The Cincinnati Reds are falling apart quickly. In an uncharacteristic move, Reds team president Walt Jocketty showed a rare glimpse of his emotions. Pitching coach Mark Riggins was fired, on Monday. The move came amid swirls of rumors that something was going to happen. With the Reds in the midst of a horrendous season, Riggins’ firing could be the start of more changes. Could manager Bryan Price be next?
It’s no secret that the Reds have been struggling. The 2016 season has been one that the players and fans would like to forget. The removal of Riggins was surprising but not unwarranted. Something had to be done. The Reds pitching staff is in utter disarray. The dreaded word “rebuilding” has been the saving grace for the Redlegs, since the 2016 campaign began. With performances getting worse, it seemed like the logical move to make.
The problem goes deeper than just the pitching staff. The Reds have been floundering along, since Bryan Price replaced Dusty Baker as manager. In his stint with the Reds, Price hasn’t led the team over the.500 mark. Cincinnati posted a 76-86 record in 2014. The 2015 team sank to 64-98, amid rumors of Price’s dismissal. But Reds brass kept him aboard. That decision has the Reds facing a record number of losses, to end the season.
The prospect of an embarrassing finish leads to the obvious question of Price’s return.
“Right now, we’ve just got to go into the second half and keep improving as best we can and developing these young players,” Jocketty explained via Fox Sports. “We have seen improvement throughout the season. We’ve just got to continue to do that and take a positive approach and keep guys from losing confidence.”
The Reds are going through multiple changes on all fronts. The starting rotation was supposed to be the gem that helped right the ship. But, Reds faithful have been severely disappointed. Both the starters and bullpen are on par to shatter the Major League record for homers. Per the Cincinnati Enquirer, the Reds’ arms are threatening to give up 288 home runs. That mark will destroy records set by the Detroit Tigers and Colorado Rockies.

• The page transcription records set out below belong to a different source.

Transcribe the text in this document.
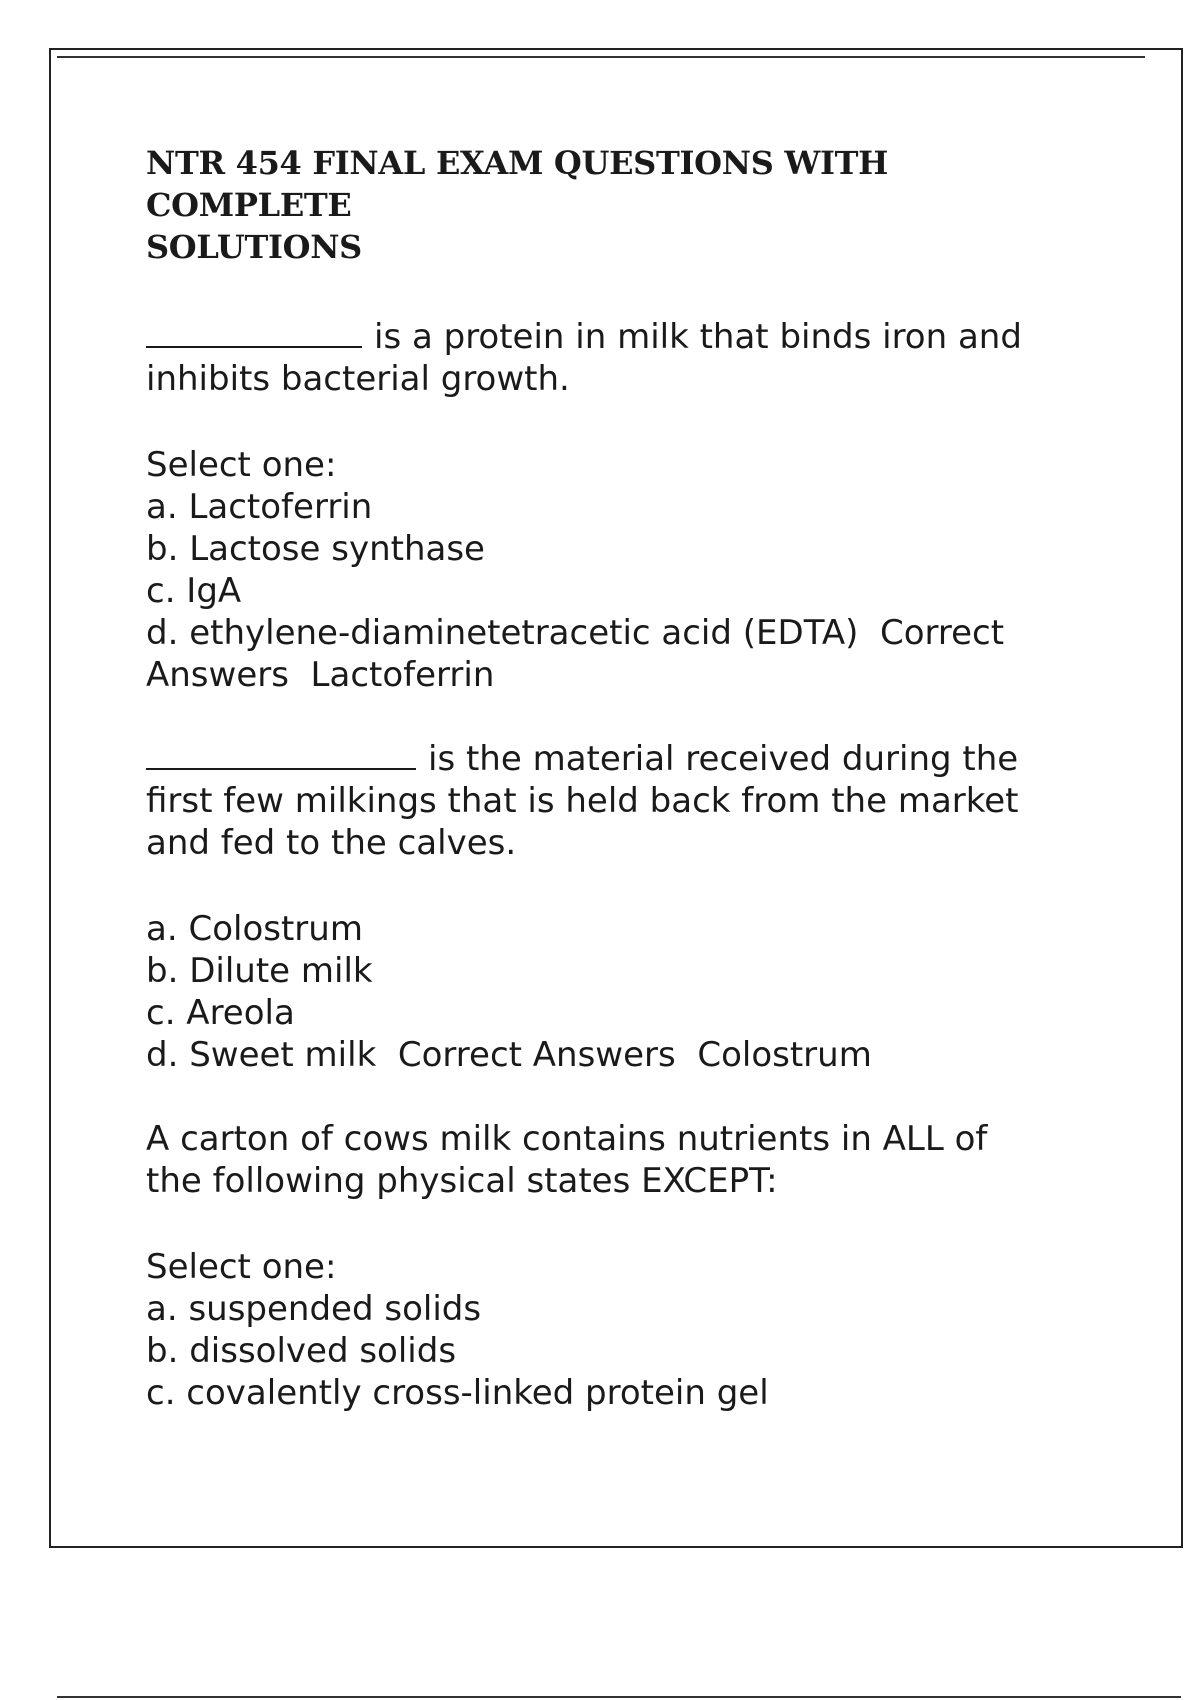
NTR 454 FINAL EXAM QUESTIONS WITH COMPLETE
SOLUTIONS
is a protein in milk that binds iron and
inhibits bacterial growth.
Select one:
a. Lactoferrin
b. Lactose synthase
c. IgA
d. ethylene-diaminetetracetic acid (EDTA)  Correct
Answers  Lactoferrin
is the material received during the
first few milkings that is held back from the market
and fed to the calves.
a. Colostrum
b. Dilute milk
c. Areola
d. Sweet milk  Correct Answers  Colostrum
A carton of cows milk contains nutrients in ALL of
the following physical states EXCEPT:
Select one:
a. suspended solids
b. dissolved solids
c. covalently cross-linked protein gel
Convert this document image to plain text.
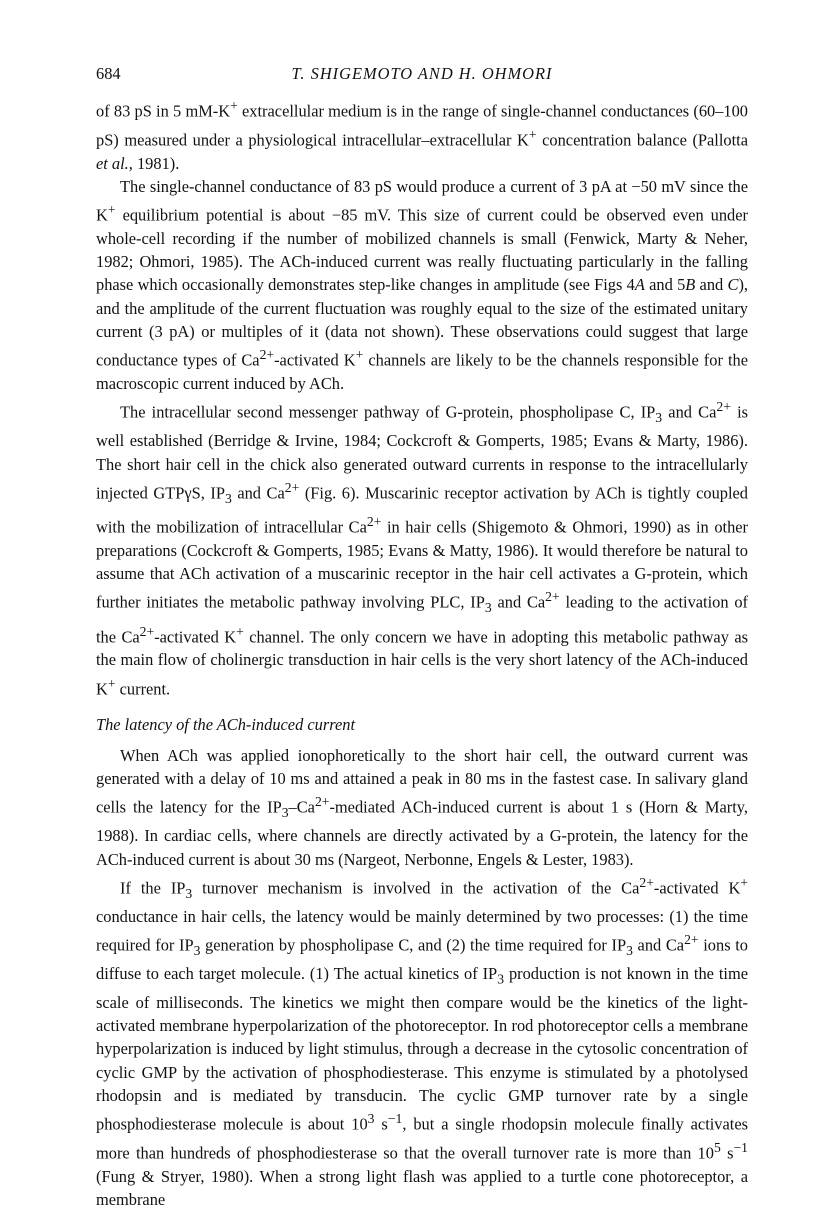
684	T. SHIGEMOTO AND H. OHMORI

of 83 pS in 5 mM-K+ extracellular medium is in the range of single-channel conductances (60–100 pS) measured under a physiological intracellular–extracellular K+ concentration balance (Pallotta et al., 1981).

The single-channel conductance of 83 pS would produce a current of 3 pA at −50 mV since the K+ equilibrium potential is about −85 mV. This size of current could be observed even under whole-cell recording if the number of mobilized channels is small (Fenwick, Marty & Neher, 1982; Ohmori, 1985). The ACh-induced current was really fluctuating particularly in the falling phase which occasionally demonstrates step-like changes in amplitude (see Figs 4A and 5B and C), and the amplitude of the current fluctuation was roughly equal to the size of the estimated unitary current (3 pA) or multiples of it (data not shown). These observations could suggest that large conductance types of $Ca^{2+}$-activated K+ channels are likely to be the channels responsible for the macroscopic current induced by ACh.

The intracellular second messenger pathway of G-protein, phospholipase C, $IP_3$ and $Ca^{2+}$ is well established (Berridge & Irvine, 1984; Cockcroft & Gomperts, 1985; Evans & Marty, 1986). The short hair cell in the chick also generated outward currents in response to the intracellularly injected GTPγS, $IP_3$ and $Ca^{2+}$ (Fig. 6). Muscarinic receptor activation by ACh is tightly coupled with the mobilization of intracellular $Ca^{2+}$ in hair cells (Shigemoto & Ohmori, 1990) as in other preparations (Cockcroft & Gomperts, 1985; Evans & Matty, 1986). It would therefore be natural to assume that ACh activation of a muscarinic receptor in the hair cell activates a G-protein, which further initiates the metabolic pathway involving PLC, $IP_3$ and $Ca^{2+}$ leading to the activation of the $Ca^{2+}$-activated K+ channel. The only concern we have in adopting this metabolic pathway as the main flow of cholinergic transduction in hair cells is the very short latency of the ACh-induced K+ current.

The latency of the ACh-induced current

When ACh was applied ionophoretically to the short hair cell, the outward current was generated with a delay of 10 ms and attained a peak in 80 ms in the fastest case. In salivary gland cells the latency for the $IP_3-Ca^{2+}$-mediated ACh-induced current is about 1 s (Horn & Marty, 1988). In cardiac cells, where channels are directly activated by a G-protein, the latency for the ACh-induced current is about 30 ms (Nargeot, Nerbonne, Engels & Lester, 1983).

If the $IP_3$ turnover mechanism is involved in the activation of the $Ca^{2+}$-activated K+ conductance in hair cells, the latency would be mainly determined by two processes: (1) the time required for $IP_3$ generation by phospholipase C, and (2) the time required for $IP_3$ and $Ca^{2+}$ ions to diffuse to each target molecule. (1) The actual kinetics of $IP_3$ production is not known in the time scale of milliseconds. The kinetics we might then compare would be the kinetics of the light-activated membrane hyperpolarization of the photoreceptor. In rod photoreceptor cells a membrane hyperpolarization is induced by light stimulus, through a decrease in the cytosolic concentration of cyclic GMP by the activation of phosphodiesterase. This enzyme is stimulated by a photolysed rhodopsin and is mediated by transducin. The cyclic GMP turnover rate by a single phosphodiesterase molecule is about $10^3$ $s^{-1}$, but a single rhodopsin molecule finally activates more than hundreds of phosphodiesterase so that the overall turnover rate is more than $10^5$ $s^{-1}$ (Fung & Stryer, 1980). When a strong light flash was applied to a turtle cone photoreceptor, a membrane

If the Reds aren’t moving towards firing Price, it’s a serious message. Seeing that the Reds are halfway through the season, the inevitable may be delayed until the final out of the year. Usually, the manager gets the blame for anything negative. In the case of Price, the majority of the slide is on him. Reds fanatics have seen a contending team transformed into the third worst team in baseball.
Just over two years ago, the Reds finished 90-72 and were a sound unit. Under the direction of Price and Jocketty, the Redlegs are no better than a sub.500 team. With Price faltering as the pitching guru, what other recourse does the Reds organization have? Part of the rationale for keeping him as manager was the development of the young arms. Suddenly, that burden may be on shoulders of bullpen coach Mack Jenkins.
“Unfortunately, the pitching on our big league staff has not improved over the course of the season as we had hoped,” Jocketty said in a statement.
“It is time for a new voice.”
With the performance of the Reds on the field and on the mound, the next new voice may be in the form of manager. Price has taken the Redlegs from division contenders to bottom dwellers. The confines of Great American Small Park could be graced with a new leader, after the dust settles on 2016.